To supplement our construct, an open Bankart repair was also performed. Three suture anchors were placed into the anterior neoglenoid. The middle suture anchor is placed between the allograft and neoglenoid in an attempt to mobilize the labrum over the allograft and make it an extra-articular structure. Care is taken not to capture the subscapularis in our open Bankart repair. The sutures are tied, completing the open Bankart portion of the procedure. Vancomycin powder is placed into the wound. The subscapularis tenotomy is repaired with multiple figure-of-8 #2 reinforced polyester sutures. A #2 suture is also utilized to close the rotator interval.
Anterior-posterior and Velpeau radiographs obtained at her first follow-up visit demonstrate a congruent partial humeral resurfacing arthroplasty and an appropriately placed allograft on the anterior glenoid.
A potential complication that is unique to this technique and procedure is the theoretical risk of secondary glenoid wear due to the partial humeral arthroplasty being incongruent with residual humeral articular surface. To avoid this potential incongruency, multiple checks are built into the technique. Most importantly, use the contact probe to measure 4 reference points, superior, inferior, anterior, and posterior to the center post. This helps to guide the surgeon to choose the correct reamer size and the correct implant, which can come in numerous offsets, heights, and diameters.

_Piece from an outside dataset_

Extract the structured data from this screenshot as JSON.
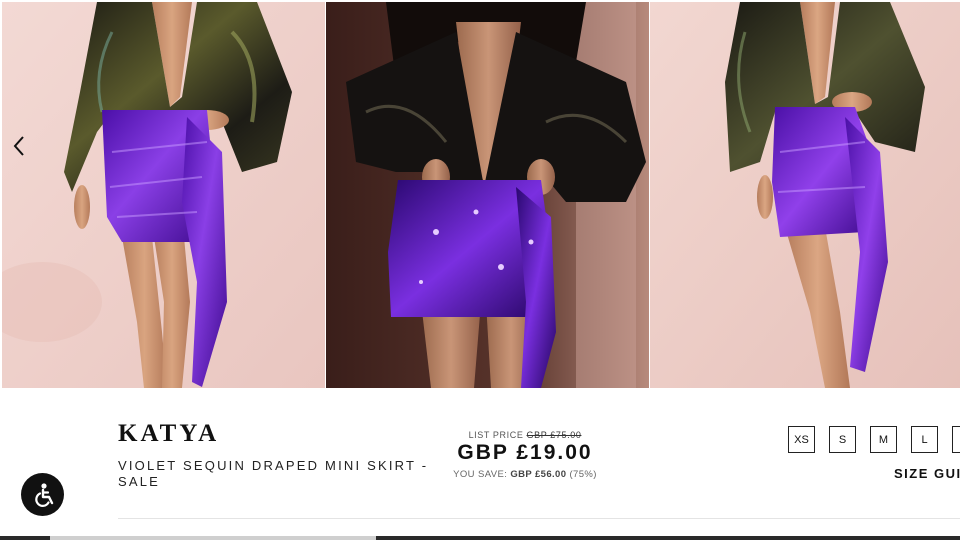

The postoperative rehabilitation protocol in this case is as follows. The shoulder is immobilized in internal rotation for 6 weeks, allowing for pendulums and elbow and wrist motion. At 6 weeks, shoulder motion is initiated, with a 30° external rotation limit. Subscapularis strengthening and terminal motion are delayed until 12 weeks postoperatively.
Outcomes in the literature related to this procedure are limited to case reports. Grondin and Leith 3 reported 2 patients with combined large Hill-Sachs lesions and bony Bankart lesions treated with Latarjet and partial humeral head resurfacings. At 1 year follow-up, both patients had no incidence of recurrent instability. Both patients were happy with improved range of motion. American Shoulder and Elbow Surgeons (ASES) and Western Ontario Shoulder Instability Index (WOSI) scores had both improved.

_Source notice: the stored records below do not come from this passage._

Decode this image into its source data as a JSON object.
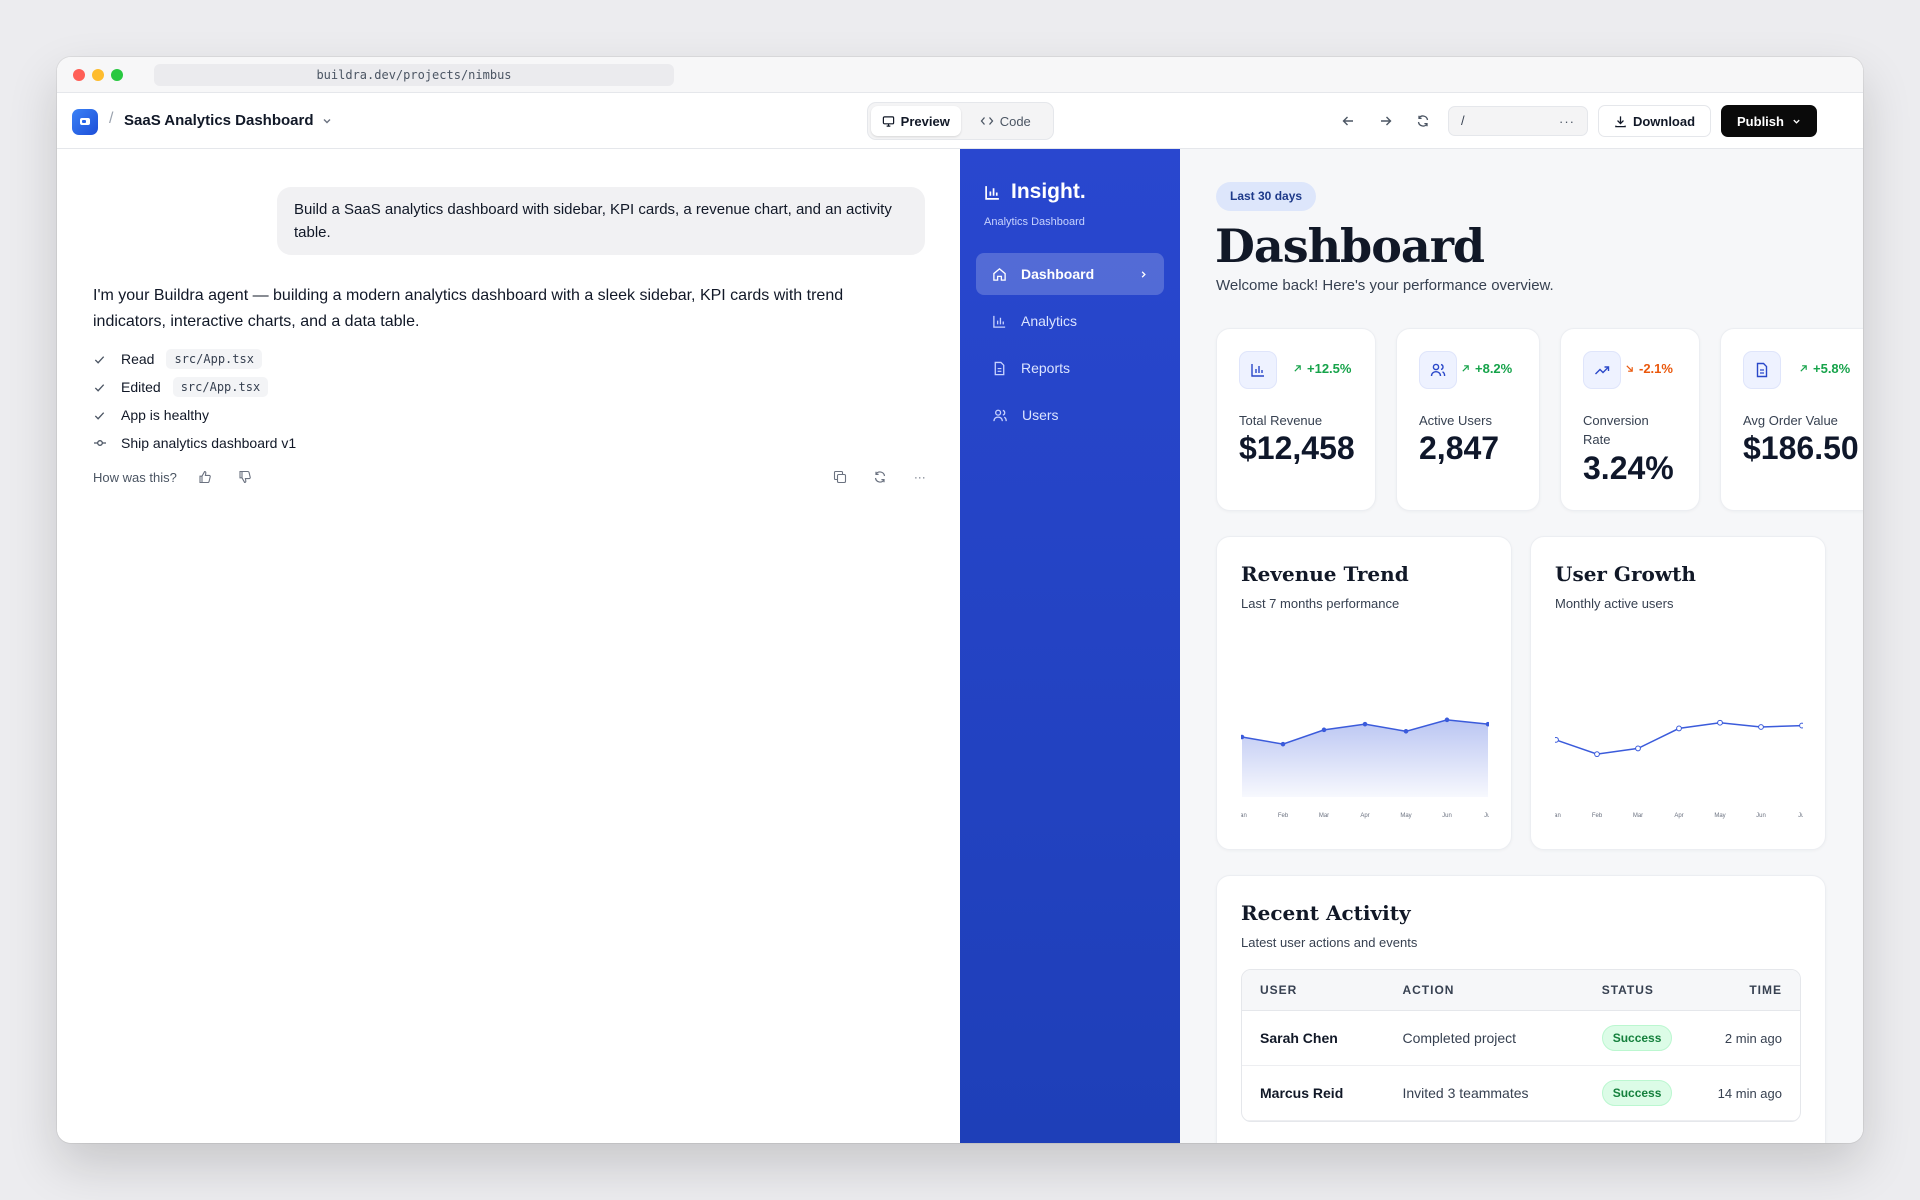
{
  "browser": {
    "url": "buildra.dev/projects/nimbus"
  },
  "toolbar": {
    "project_name": "SaaS Analytics Dashboard",
    "separator": "/",
    "preview_label": "Preview",
    "code_label": "Code",
    "path_value": "/",
    "more_label": "···",
    "download_label": "Download",
    "publish_label": "Publish"
  },
  "chat": {
    "user_message": "Build a SaaS analytics dashboard with sidebar, KPI cards, a revenue chart, and an activity table.",
    "agent_reply": "I'm your Buildra agent — building a modern analytics dashboard with a sleek sidebar, KPI cards with trend indicators, interactive charts, and a data table.",
    "steps": [
      {
        "label": "Read",
        "file": "src/App.tsx",
        "icon": "check-icon"
      },
      {
        "label": "Edited",
        "file": "src/App.tsx",
        "icon": "check-icon"
      },
      {
        "label": "App is healthy",
        "icon": "check-icon"
      },
      {
        "label": "Ship analytics dashboard v1",
        "icon": "commit-icon"
      }
    ],
    "feedback_prompt": "How was this?",
    "more_label": "···"
  },
  "app": {
    "brand": "Insight.",
    "brand_sub": "Analytics Dashboard",
    "nav": [
      {
        "label": "Dashboard",
        "icon": "home-icon",
        "active": true
      },
      {
        "label": "Analytics",
        "icon": "bar-chart-icon"
      },
      {
        "label": "Reports",
        "icon": "file-icon"
      },
      {
        "label": "Users",
        "icon": "users-icon"
      }
    ],
    "range_pill": "Last 30 days",
    "title": "Dashboard",
    "welcome": "Welcome back! Here's your performance overview.",
    "kpis": [
      {
        "label": "Total Revenue",
        "value": "$12,458",
        "delta": "+12.5%",
        "trend": "up",
        "icon": "bar-chart-icon"
      },
      {
        "label": "Active Users",
        "value": "2,847",
        "delta": "+8.2%",
        "trend": "up",
        "icon": "users-icon"
      },
      {
        "label": "Conversion Rate",
        "value": "3.24%",
        "delta": "-2.1%",
        "trend": "down",
        "icon": "trend-up-icon"
      },
      {
        "label": "Avg Order Value",
        "value": "$186.50",
        "delta": "+5.8%",
        "trend": "up",
        "icon": "file-icon"
      }
    ],
    "revenue_card": {
      "title": "Revenue Trend",
      "subtitle": "Last 7 months performance"
    },
    "growth_card": {
      "title": "User Growth",
      "subtitle": "Monthly active users"
    },
    "activity": {
      "title": "Recent Activity",
      "subtitle": "Latest user actions and events",
      "columns": [
        "USER",
        "ACTION",
        "STATUS",
        "TIME"
      ],
      "rows": [
        {
          "user": "Sarah Chen",
          "action": "Completed project",
          "status": "Success",
          "time": "2 min ago"
        },
        {
          "user": "Marcus Reid",
          "action": "Invited 3 teammates",
          "status": "Success",
          "time": "14 min ago"
        }
      ]
    },
    "colors": {
      "accent": "#2947cf",
      "positive": "#16a34a",
      "negative": "#ea580c"
    }
  },
  "chart_data": [
    {
      "type": "area",
      "categories": [
        "Jan",
        "Feb",
        "Mar",
        "Apr",
        "May",
        "Jun",
        "Jul"
      ],
      "series": [
        {
          "values": [
            42,
            37,
            47,
            51,
            46,
            54,
            51
          ]
        }
      ],
      "ylim": [
        0,
        70
      ],
      "color": "#3b5bdb"
    },
    {
      "type": "line",
      "categories": [
        "Jan",
        "Feb",
        "Mar",
        "Apr",
        "May",
        "Jun",
        "Jul"
      ],
      "series": [
        {
          "values": [
            40,
            30,
            34,
            48,
            52,
            49,
            50
          ]
        }
      ],
      "ylim": [
        0,
        70
      ],
      "color": "#3b5bdb"
    }
  ]
}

Alternatively, Moros and Ahmad 4 had reported the use of partial humeral head resurfacing and Latarjet in a 50-year-old patient with bipolar critical bone loss who failed an open Bankart stabilization procedure. This patient was successfully treated with no incidence of recurrent dislocation.
In conclusion, partial humeral head resurfacing, with glenoid allograft augmentation and open Bankart reconstruction, is a viable surgical option for patients with critical anterior glenoid bone loss and an engaging Hill-Sachs lesion. The precontoured glenoid allograft used in this case is a specific novel augmentation, possibly mitigating complications seen with the Latarjet procedure in combination with partial humeral head resurfacing and open Bankart reconstruction.
Footnotes
Submitted December 2, 2022; accepted February 6, 2023.
The authors declared that they have no conflicts of interest in the authorship and publication of this contribution. AOSSM checks author disclosures against the Open Payments Database (OPD). AOSSM has not conducted an independent investigation on the OPD and disclaims any liability or responsibility relating thereto.